Oleh Irham*
Pengurus Besar Nahdlatul Ulama (PBNU) tidak lama lagi akan
menggelar hajatan besar yaitu muktamar NU ke-33 pada tanggal 1-5 Agustus 2015
di Jombang Jawa Timur. Muktamar ke-33 ini bertemakan “Meneguhkan Islam
Nusantara untuk Peradaban Islam dan Dunia.”<> Tema ini dibuat menjelang
satu abad keberadaan NU di tanah air Indonesia. Hal yang ingin disampaikan
adalah untuk menunjukkan bahwa NU di Indonesia dan di dunia sebagai Islam
Nusantara yang mengembangkan Islam rahmat bagi seluruh alam. Namun tema
tersebut menyisakan perdebatan di masyarakat yang belum kunjung selesai.
Sudah
banyak artikel yang ditulis terkait dengan konsep Islam Nusantara oleh para
pakar baik dalam media online maupun media cetak. Sayangnya banyak juga yang
belum dapat memahami, sehingga banyak tanggapan yang tidak menerima. Secara
umum argumentasi tidak menerimanya konsep Islam Nusantara adalah menolak
pengotakan Islam dengan menyebutkan term nama tempat/sejenisnya. Seperti halnya
term Nusantara, Arab, Afrika dan seterusnya yang diletakkan setelah term Islam.

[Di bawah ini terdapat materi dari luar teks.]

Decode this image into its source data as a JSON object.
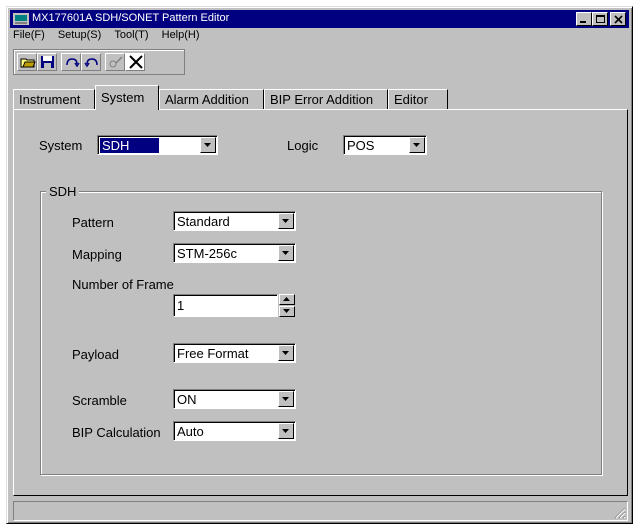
{
  "window": {
    "title": "MX177601A SDH/SONET Pattern Editor"
  },
  "menu": [
    "File(F)",
    "Setup(S)",
    "Tool(T)",
    "Help(H)"
  ],
  "toolbar": {
    "buttons": [
      "open-icon",
      "save-icon",
      "redo-icon",
      "undo-icon",
      "edit-icon",
      "close-icon"
    ]
  },
  "tabs": [
    "Instrument",
    "System",
    "Alarm Addition",
    "BIP Error Addition",
    "Editor"
  ],
  "active_tab": "System",
  "system": {
    "system_label": "System",
    "system_value": "SDH",
    "logic_label": "Logic",
    "logic_value": "POS"
  },
  "sdh_group": {
    "title": "SDH",
    "pattern_label": "Pattern",
    "pattern_value": "Standard",
    "mapping_label": "Mapping",
    "mapping_value": "STM-256c",
    "frames_label": "Number of Frame",
    "frames_value": "1",
    "payload_label": "Payload",
    "payload_value": "Free Format",
    "scramble_label": "Scramble",
    "scramble_value": "ON",
    "bip_label": "BIP Calculation",
    "bip_value": "Auto"
  },
  "colors": {
    "face": "#c0c0c0",
    "titlebar": "#000080",
    "selection": "#000080"
  }
}
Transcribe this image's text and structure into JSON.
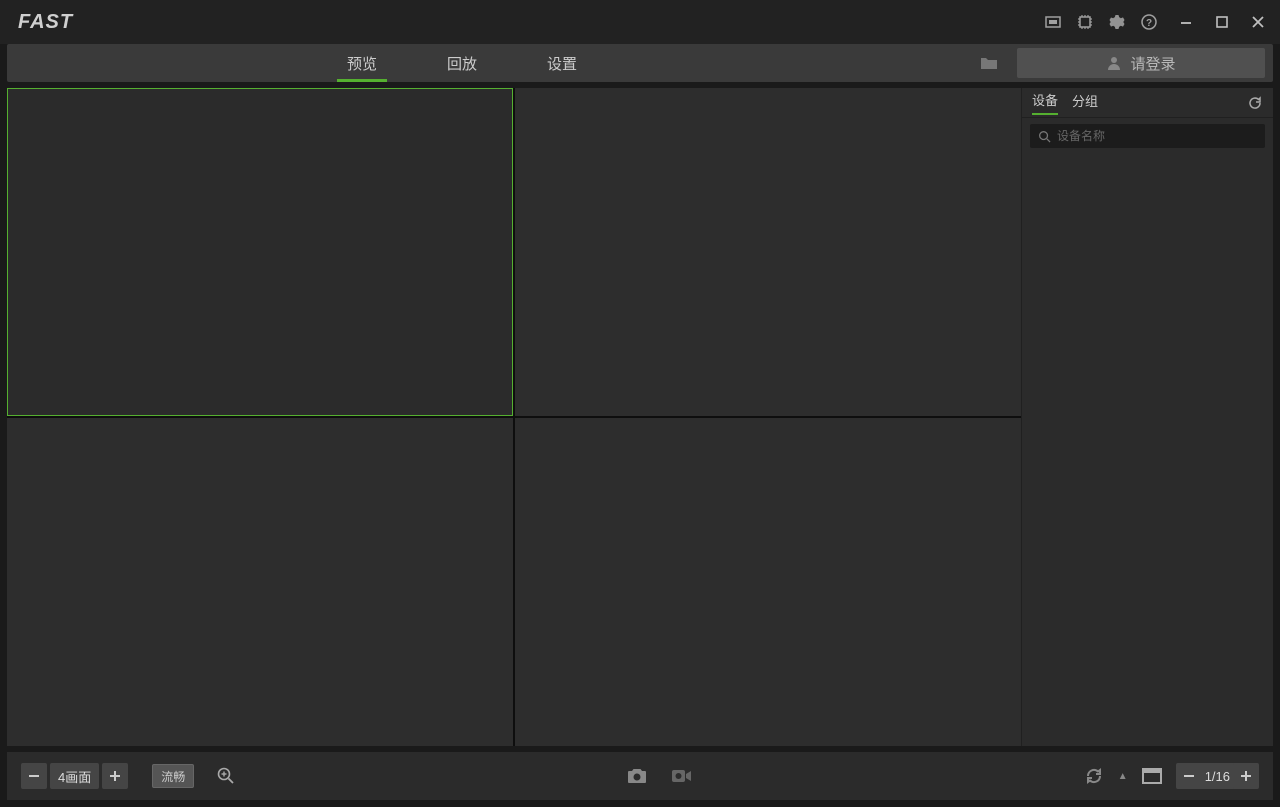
{
  "titlebar": {
    "logo": "FAST"
  },
  "tabs": {
    "preview": "预览",
    "playback": "回放",
    "settings": "设置"
  },
  "login": {
    "label": "请登录"
  },
  "sidebar": {
    "tab_devices": "设备",
    "tab_groups": "分组",
    "search_placeholder": "设备名称"
  },
  "bottombar": {
    "layout_label": "4画面",
    "quality_label": "流畅",
    "page_indicator": "1/16"
  }
}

Argumentasi yang selalu diajukan itu ialah Islam hanyalah satu di dunia ini dan
universal tidak ada Islam Arab, Islam Amerika, Islam Afrika apalagi Islam
Nusantara. Tulisan ini akan menjelaskan perdebatan tersebut, Islam sebagai
ajaran yang universal dan Islam sebagai keberagamaan (faktual).
Sumber
utama ajaran umat Islam sedunia tetaplah sama, yaitu al-Quran dan al-Hadist.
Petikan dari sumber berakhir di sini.